Ensconcing Paranoia in Rules

Silly boy you got so much to live for
So much to aim for, so much to try for
You blow it all with, paranoia
You’re so insecure you, self-destroyer
paranoia, they destroy ya

It’s been over a week since the United incident where Dr. David Dao was forcibly removed from a flight.  It takes about that long for the hysteria to die down and for some meaningful analysis to start coming out.

Yes, the airline was within its right to remove anyone for safety reasons, and perhaps for other reasons – though there’s some doubt that accommodating employees after a passenger has already been seated is in their contract of carriage.  Yes, not getting those employees to the next flight could have created a travel nightmare for many more customers on a different flight.  Yes, Dr. Dao could have just complied, and yes he has an interesting history.  Apparently United didn’t offer up to the full amount authorized to bribe passengers to give up their seats.  And, yes, the actual altercation was created by the Chicago airport police.
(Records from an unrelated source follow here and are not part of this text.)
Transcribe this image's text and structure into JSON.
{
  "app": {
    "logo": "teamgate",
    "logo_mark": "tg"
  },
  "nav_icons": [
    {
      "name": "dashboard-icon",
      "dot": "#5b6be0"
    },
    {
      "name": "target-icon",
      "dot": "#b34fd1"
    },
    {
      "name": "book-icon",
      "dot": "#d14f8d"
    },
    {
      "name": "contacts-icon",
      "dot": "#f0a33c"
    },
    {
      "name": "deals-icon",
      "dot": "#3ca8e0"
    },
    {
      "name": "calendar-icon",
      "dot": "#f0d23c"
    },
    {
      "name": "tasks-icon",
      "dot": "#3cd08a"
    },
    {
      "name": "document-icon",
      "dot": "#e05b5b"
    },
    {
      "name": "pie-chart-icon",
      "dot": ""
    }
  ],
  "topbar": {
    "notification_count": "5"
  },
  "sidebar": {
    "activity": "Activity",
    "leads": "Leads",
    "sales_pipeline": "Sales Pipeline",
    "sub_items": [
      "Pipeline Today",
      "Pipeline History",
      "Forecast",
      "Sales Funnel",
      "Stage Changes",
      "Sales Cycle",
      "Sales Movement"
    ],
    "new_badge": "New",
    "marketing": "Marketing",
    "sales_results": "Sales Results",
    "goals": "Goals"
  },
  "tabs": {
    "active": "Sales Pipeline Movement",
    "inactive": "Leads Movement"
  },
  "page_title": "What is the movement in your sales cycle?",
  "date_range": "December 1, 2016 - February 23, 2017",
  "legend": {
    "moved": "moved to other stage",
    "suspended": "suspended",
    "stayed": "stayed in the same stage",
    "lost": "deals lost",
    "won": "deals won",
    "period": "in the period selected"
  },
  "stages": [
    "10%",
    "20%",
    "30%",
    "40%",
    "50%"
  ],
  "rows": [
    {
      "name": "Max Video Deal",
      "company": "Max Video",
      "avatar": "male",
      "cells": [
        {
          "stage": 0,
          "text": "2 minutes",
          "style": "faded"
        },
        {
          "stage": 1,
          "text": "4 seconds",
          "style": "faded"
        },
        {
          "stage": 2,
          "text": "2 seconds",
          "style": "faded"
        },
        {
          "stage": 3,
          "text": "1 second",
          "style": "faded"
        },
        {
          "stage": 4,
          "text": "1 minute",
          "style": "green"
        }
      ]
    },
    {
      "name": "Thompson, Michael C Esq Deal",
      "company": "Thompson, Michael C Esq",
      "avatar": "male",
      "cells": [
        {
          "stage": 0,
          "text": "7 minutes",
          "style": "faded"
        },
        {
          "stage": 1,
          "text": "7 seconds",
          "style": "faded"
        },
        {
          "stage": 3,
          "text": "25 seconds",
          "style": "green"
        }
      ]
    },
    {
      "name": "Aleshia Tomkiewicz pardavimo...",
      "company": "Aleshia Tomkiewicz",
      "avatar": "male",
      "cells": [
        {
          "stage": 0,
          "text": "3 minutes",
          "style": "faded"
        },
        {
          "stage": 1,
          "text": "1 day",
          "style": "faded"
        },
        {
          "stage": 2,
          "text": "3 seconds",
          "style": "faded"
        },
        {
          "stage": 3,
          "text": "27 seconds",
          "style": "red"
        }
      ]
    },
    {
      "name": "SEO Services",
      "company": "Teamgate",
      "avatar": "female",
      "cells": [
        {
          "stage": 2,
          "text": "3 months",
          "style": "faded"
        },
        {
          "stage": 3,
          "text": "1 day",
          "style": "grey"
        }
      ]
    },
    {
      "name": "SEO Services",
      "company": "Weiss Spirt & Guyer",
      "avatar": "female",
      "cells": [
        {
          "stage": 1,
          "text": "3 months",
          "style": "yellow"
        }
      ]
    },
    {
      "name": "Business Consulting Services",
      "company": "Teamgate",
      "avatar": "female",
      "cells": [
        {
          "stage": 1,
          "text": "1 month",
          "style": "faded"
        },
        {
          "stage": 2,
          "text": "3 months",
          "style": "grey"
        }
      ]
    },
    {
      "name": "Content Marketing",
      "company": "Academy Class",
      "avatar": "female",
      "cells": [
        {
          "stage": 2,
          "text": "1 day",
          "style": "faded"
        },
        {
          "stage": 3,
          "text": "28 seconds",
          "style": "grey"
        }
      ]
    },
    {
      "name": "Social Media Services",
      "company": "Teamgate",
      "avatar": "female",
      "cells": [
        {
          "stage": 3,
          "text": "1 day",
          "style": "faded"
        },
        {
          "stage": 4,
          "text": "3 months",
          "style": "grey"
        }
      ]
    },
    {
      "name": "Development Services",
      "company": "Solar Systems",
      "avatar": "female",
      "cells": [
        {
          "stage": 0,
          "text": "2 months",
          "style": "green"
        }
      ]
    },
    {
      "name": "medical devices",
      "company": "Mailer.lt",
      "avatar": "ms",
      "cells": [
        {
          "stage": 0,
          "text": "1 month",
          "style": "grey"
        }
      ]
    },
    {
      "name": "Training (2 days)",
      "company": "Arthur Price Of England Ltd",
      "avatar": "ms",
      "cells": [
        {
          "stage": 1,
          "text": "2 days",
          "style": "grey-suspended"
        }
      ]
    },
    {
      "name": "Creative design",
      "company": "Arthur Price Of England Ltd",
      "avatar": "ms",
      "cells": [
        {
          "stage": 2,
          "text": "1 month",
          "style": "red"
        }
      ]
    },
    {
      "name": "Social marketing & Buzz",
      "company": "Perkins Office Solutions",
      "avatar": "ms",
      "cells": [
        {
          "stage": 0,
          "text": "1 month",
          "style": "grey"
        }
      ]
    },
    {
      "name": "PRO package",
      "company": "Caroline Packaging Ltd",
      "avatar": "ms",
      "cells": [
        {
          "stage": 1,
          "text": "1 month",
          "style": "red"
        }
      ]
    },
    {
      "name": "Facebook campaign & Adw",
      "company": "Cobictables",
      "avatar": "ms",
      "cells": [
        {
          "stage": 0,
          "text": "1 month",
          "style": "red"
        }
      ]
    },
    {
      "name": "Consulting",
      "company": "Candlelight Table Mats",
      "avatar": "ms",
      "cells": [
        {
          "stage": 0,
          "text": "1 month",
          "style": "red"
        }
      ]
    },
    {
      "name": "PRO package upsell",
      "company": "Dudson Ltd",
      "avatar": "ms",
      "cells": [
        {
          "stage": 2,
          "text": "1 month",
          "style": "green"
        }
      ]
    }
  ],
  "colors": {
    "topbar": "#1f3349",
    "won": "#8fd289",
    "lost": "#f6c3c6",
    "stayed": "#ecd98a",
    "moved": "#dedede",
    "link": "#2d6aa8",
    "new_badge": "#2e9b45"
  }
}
All of that finger-pointing and victim shaming misses the point.  A point that both The Wall Street Journal and Harvard Business Review eventually discussed a few days ago: the real problem is an extreme rules-based culture at United that makes no allowance for situational judgment.

My subconscious must have realized this earlier as I couldn’t get my favorite tune from The Kinks out of my head from the day the United story broke.  A party staple from my college days, which I guess dates me a bit.

Paranoia, they destroy ya… And there you have the root cause of most rule-based organizational cultures.  Paranoia.

As HBR describes, “The public reacted to the video with horror. Those flight attendants must have been appalled, too, as they watched the customer — who just a few minutes earlier was supposed to have been greeted on the plane with smiles and welcomes — being dragged, face bleeding, past other customers. What must they be thinking now? We were powerless to intervene, they might say. Civility was no longer an option. We called security. That was what management told us to do.

Powerless, because they were controlled by rules.  The depth of those rules is discussed in the WSJ article:

Like most other airlines, United follows strict rules on every aspect of handling its passengers, from how to care for unaccompanied minors to whether someone gets a whole can of Coke.

Deviating from the rules is frowned upon; employees can face termination for a foul-up, according to people familiar with the matter. At United, this has helped create a rules-based culture where its 85,000 employees are reluctant to make choices not in the “book,” according to former airline executives, current employees and people close to United.

Of course some procedures do require strict consistency and adherence to ensure safety.  Some rules are necessary.  But it’s important to also understand that rules can remove the ability for decisions to be made based on specific context and circumstance, and in effect assume every hole is round and can be filled by a properly-specified peg.  An organizational culture driven by an overabundance of rules indicates a lack of trust in the caliber, training, and experience of employees – and a paranoia for what might happen.  Yes, United is probably paranoid about the impact on the bottom line of too many people getting a whole can of Coke.

Instead, they could hire great people (perhaps they already do), provide a clear understanding of corporate objectives, draw some general guidelines, and describe the impact of potential decisions, and then set them free to make the best decisions at the right time.  This is the essence of respect for people.  Leveraging the value in brains instead of focusing on the hands.

Companies like United need to cultivate good judgment, and free their employees to use it.

Some companies do.  Netflix has it built into their culture code.

There is no vacation policy, and the travel and expense policy is literally five words: “Act in Netflix’s best interests.” That’s it.

Netflix believes high-performance people should be free to make decisions, and those decisions need to be grounded in context. Mission, vision, and value statements do not create context. To demonstrate this, Netflix’s presentation provides the example of how Enron’s value statement included “integrity.” Real company values are shown by who gets rewarded for embodying desired behaviors and skills. The document goes on to describe the primary Netflix values and the associated behaviors.

At Netflix, flexibility is more important over the long term than efficiency.

At Gemba Academy we have adopted a very similar culture code.   We have have very few policies and procedures, which helps us be very agile and customer-centric.  This has been a major driver of our success.

What would have happened if United allowed – even encouraged – employees to make context-based decisions instead of being bound by paranoia-driven rules?  A flight attendant might have said “there must be a better way,” offered more money, found someone else, or come up with an even more creative alternative.  And United would not have lost a billion or more in market capitalization over the next few days.  A quick call to arrange a Netjet private jet for Dr. Dao, albeit extreme, would have been comparably cheap.  Or a Netjet for the employees they needed to get to the next flight.

HBR branches off into an interesting side note, discussing the potential impact of increasingly AI/algorithm-driven decisions.  Perhaps the ultimate rules-based decision-making?

Machines follow orders. People use discretion. Learning the importance of that truism is the lesson of this awful situation, and it will be a lesson of growing relevance and application as algorithms and machines play ever larger roles in service delivery.

Something to keep in mind.  In the meantime, hire great people, train them on the clear “why?” of the business, then set them free.  It might keep you out of the news.